The past was the only place their love could exist.
Kara, a twenty-something art school graduate has resigned herself to contentment in the routines of everyday family life as a commuting suburbanite. An unexpected attraction to Jake, a slacker-colleague in her office, is further complicated when a visit to a lavish old movie palace initiates a journey into the past. Kara and Jake inexplicably find themselves thrown into the turbulence of Los Angeles during the Great Depression, maintaining a feigned marriage as inhabitants of a boarding house in a forgotten community of Los Angeles called Bunker Hill.
As partners in a past that is both exciting and adversarial, Jake and Kara begin to develop very real romantic feelings for one another, even as they are bound to identities in a time that does not yet exist.A Time Apart follows two people as they discover a Los Angeles beyond their separate lives, beyond all comprehensible experience, and beyond that which is real or imagined.
Preface: 2011
Sometimes I walk around downtown, imagining it not as this Los Angeles, but as our Los Angeles. My mind strips away the high-rises and the mirrored glass, isolating what is left of the city that we knew, surrounding it with the familiar places we walked; supplementing the self-absorbed professionals of the Financial District (who seem to me to talk to themselves but really into their hands-free devices) with instead the department stores and proprietors of “Art Lane”, defying the assumptions of the highbrow set, making statements and movements with their thoughts and their art. What would they think of this overly polished place their world has become?

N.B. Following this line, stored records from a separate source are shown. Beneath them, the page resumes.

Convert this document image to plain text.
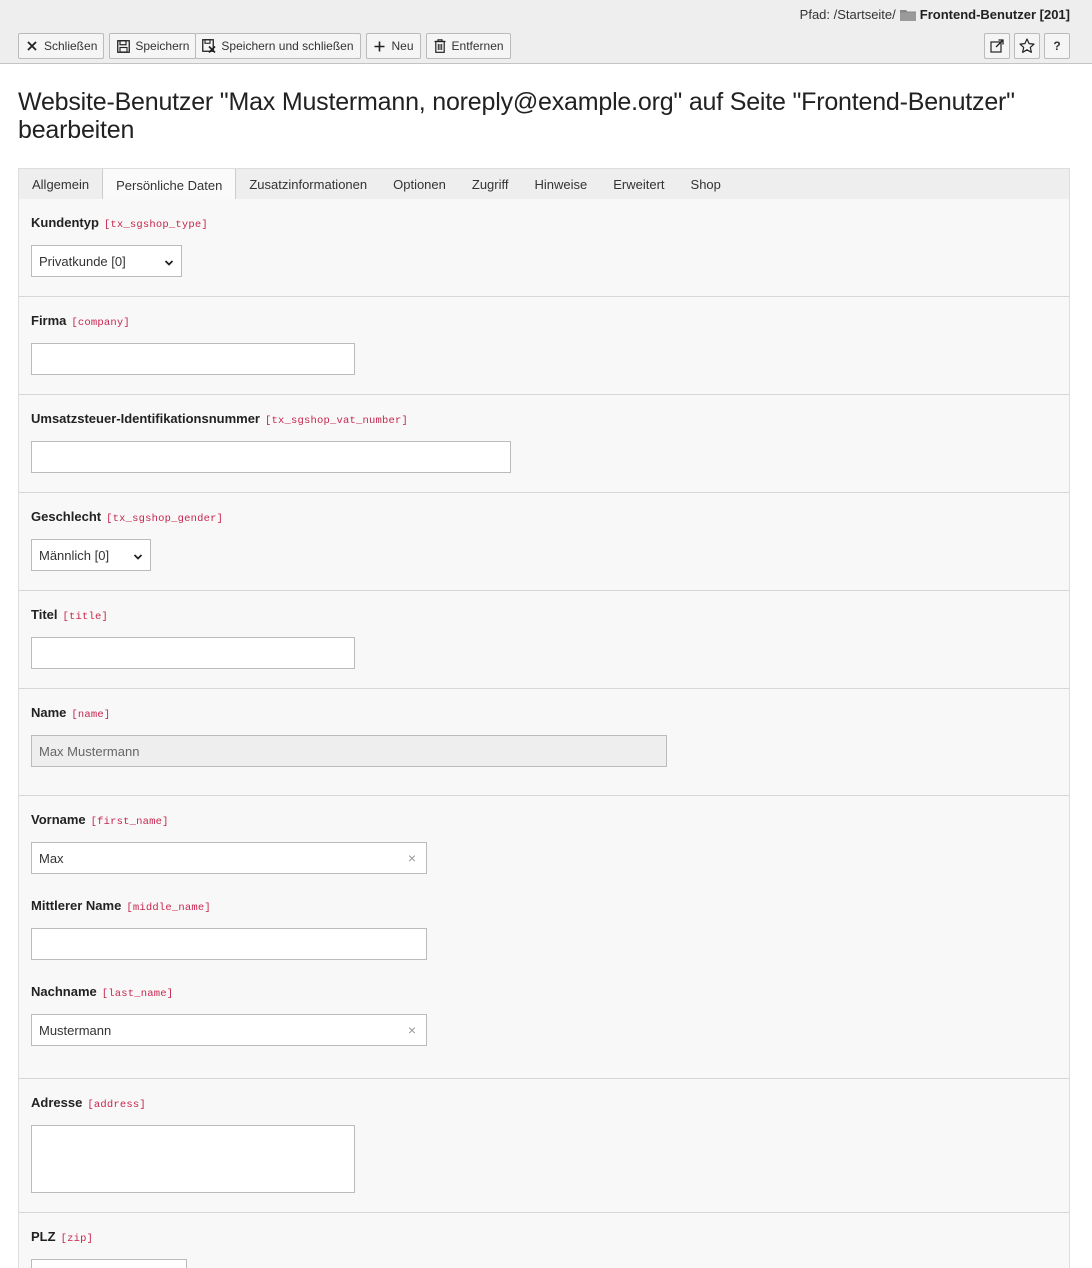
Pfad: /Startseite/ Frontend-Benutzer [201]
Schließen	Speichern	Speichern und schließen	Neu	Entfernen	?
Website-Benutzer "Max Mustermann, noreply@example.org" auf Seite "Frontend-Benutzer" bearbeiten
Allgemein	Persönliche Daten	Zusatzinformationen	Optionen	Zugriff	Hinweise	Erweitert	Shop
Kundentyp [tx_sgshop_type]
Privatkunde [0]
Firma [company]
Umsatzsteuer-Identifikationsnummer [tx_sgshop_vat_number]
Geschlecht [tx_sgshop_gender]
Männlich [0]
Titel [title]
Name [name]
Max Mustermann
Vorname [first_name]
Max	×
Mittlerer Name [middle_name]
Nachname [last_name]
Mustermann	×
Adresse [address]
PLZ [zip]
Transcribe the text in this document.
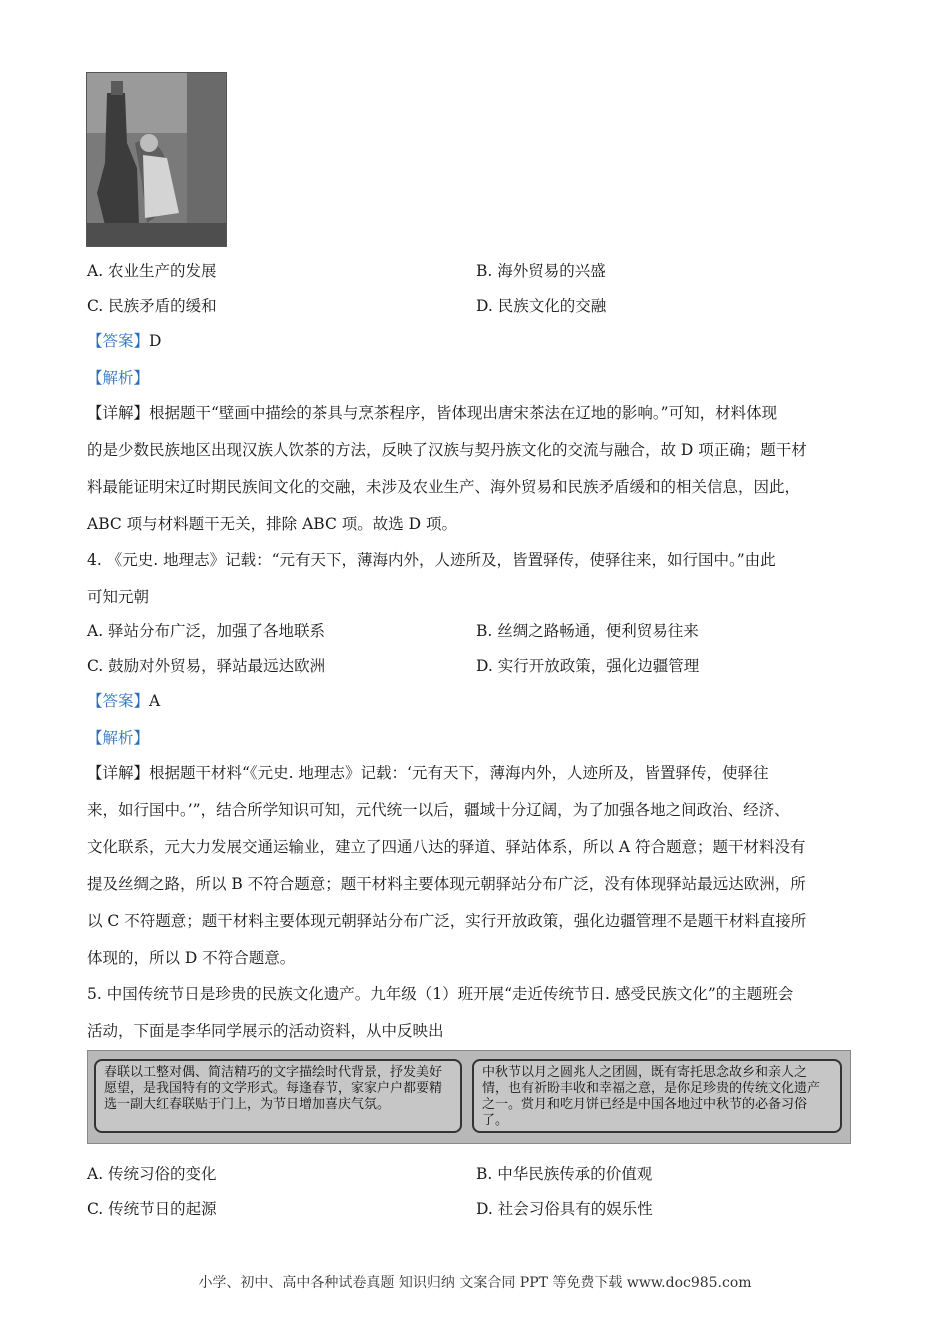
A. 农业生产的发展	B. 海外贸易的兴盛
C. 民族矛盾的缓和	D. 民族文化的交融
【答案】D
【解析】
【详解】根据题干“壁画中描绘的茶具与烹茶程序，皆体现出唐宋茶法在辽地的影响。”可知，材料体现
的是少数民族地区出现汉族人饮茶的方法，反映了汉族与契丹族文化的交流与融合，故 D 项正确；题干材
料最能证明宋辽时期民族间文化的交融，未涉及农业生产、海外贸易和民族矛盾缓和的相关信息，因此，
ABC 项与材料题干无关，排除 ABC 项。故选 D 项。
4. 《元史. 地理志》记载：“元有天下，薄海内外，人迹所及，皆置驿传，使驿往来，如行国中。”由此
可知元朝
A. 驿站分布广泛，加强了各地联系	B. 丝绸之路畅通，便利贸易往来
C. 鼓励对外贸易，驿站最远达欧洲	D. 实行开放政策，强化边疆管理
【答案】A
【解析】
【详解】根据题干材料“《元史. 地理志》记载：‘元有天下，薄海内外，人迹所及，皆置驿传，使驿往
来，如行国中。’”，结合所学知识可知，元代统一以后，疆域十分辽阔，为了加强各地之间政治、经济、
文化联系，元大力发展交通运输业，建立了四通八达的驿道、驿站体系，所以 A 符合题意；题干材料没有
提及丝绸之路，所以 B 不符合题意；题干材料主要体现元朝驿站分布广泛，没有体现驿站最远达欧洲，所
以 C 不符题意；题干材料主要体现元朝驿站分布广泛，实行开放政策，强化边疆管理不是题干材料直接所
体现的，所以 D 不符合题意。
5. 中国传统节日是珍贵的民族文化遗产。九年级（1）班开展“走近传统节日. 感受民族文化”的主题班会
活动，下面是李华同学展示的活动资料，从中反映出
春联以工整对偶、简洁精巧的文字描绘时代背景，抒发美好愿望，是我国特有的文学形式。每逢春节，家家户户都要精选一副大红春联贴于门上，为节日增加喜庆气氛。
中秋节以月之圆兆人之团圆，既有寄托思念故乡和亲人之情，也有祈盼丰收和幸福之意，是你足珍贵的传统文化遗产之一。赏月和吃月饼已经是中国各地过中秋节的必备习俗了。
A. 传统习俗的变化	B. 中华民族传承的价值观
C. 传统节日的起源	D. 社会习俗具有的娱乐性
小学、初中、高中各种试卷真题 知识归纳 文案合同 PPT 等免费下载 www.doc985.com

I wander to 6th Street, seeing not the jumbled mix of cheap eateries and plain façades, but the warm bookshops burgeoning with poetry and compatriots; imagining the streets not with orange Metro buses and blue DASH buses, but instead with red and yellow cars that sail past on their cable connections, Delia reaching out to grab them, her laughter ringing in my ears.
And then I think of Jake, my mind carrying me to all the places we walked that first day. Sometimes I retrace our steps from the Theatre District, with its treasure trove of lavish movie palaces, to Pershing Square, where my reverie allows me to push away the gaudy concrete and primary colors of a park redesign gone wrong; and instead see the trees and grass of that other Los Angeles. My eyes continue to the grand old Biltmore Hotel, still as proud and dignified as it was and now somewhat out of place, and I smile as I think of that first night. If only I could dream vividly enough, I could bring to life the steep incline up Olive Street to Bunker Hill and find my way home to our old Victorian, up the concrete steps and through the creaky porch, into the parlor where our friends gather, spinning records on the old Victrola while I trip on the back step as Jake tries to waltz me around the room. My heart begins to throb in my throat and tears sting at my eyes.
But on I walk, as if it is the only way to keep those memories real.
It is when the memories are their most vivid that I chance upon a group of colleagues, who smile at me and say “hello”. I smile back but resent this invasion, this reminder that the place we knew is no longer here. That place, that life that we lived before us, before now, is gone forever. I am completely alone in its dreamlike memory, my profound grief unspoken, my loss without a voice, strangled at the back of my throat, a silent cry: unutterable.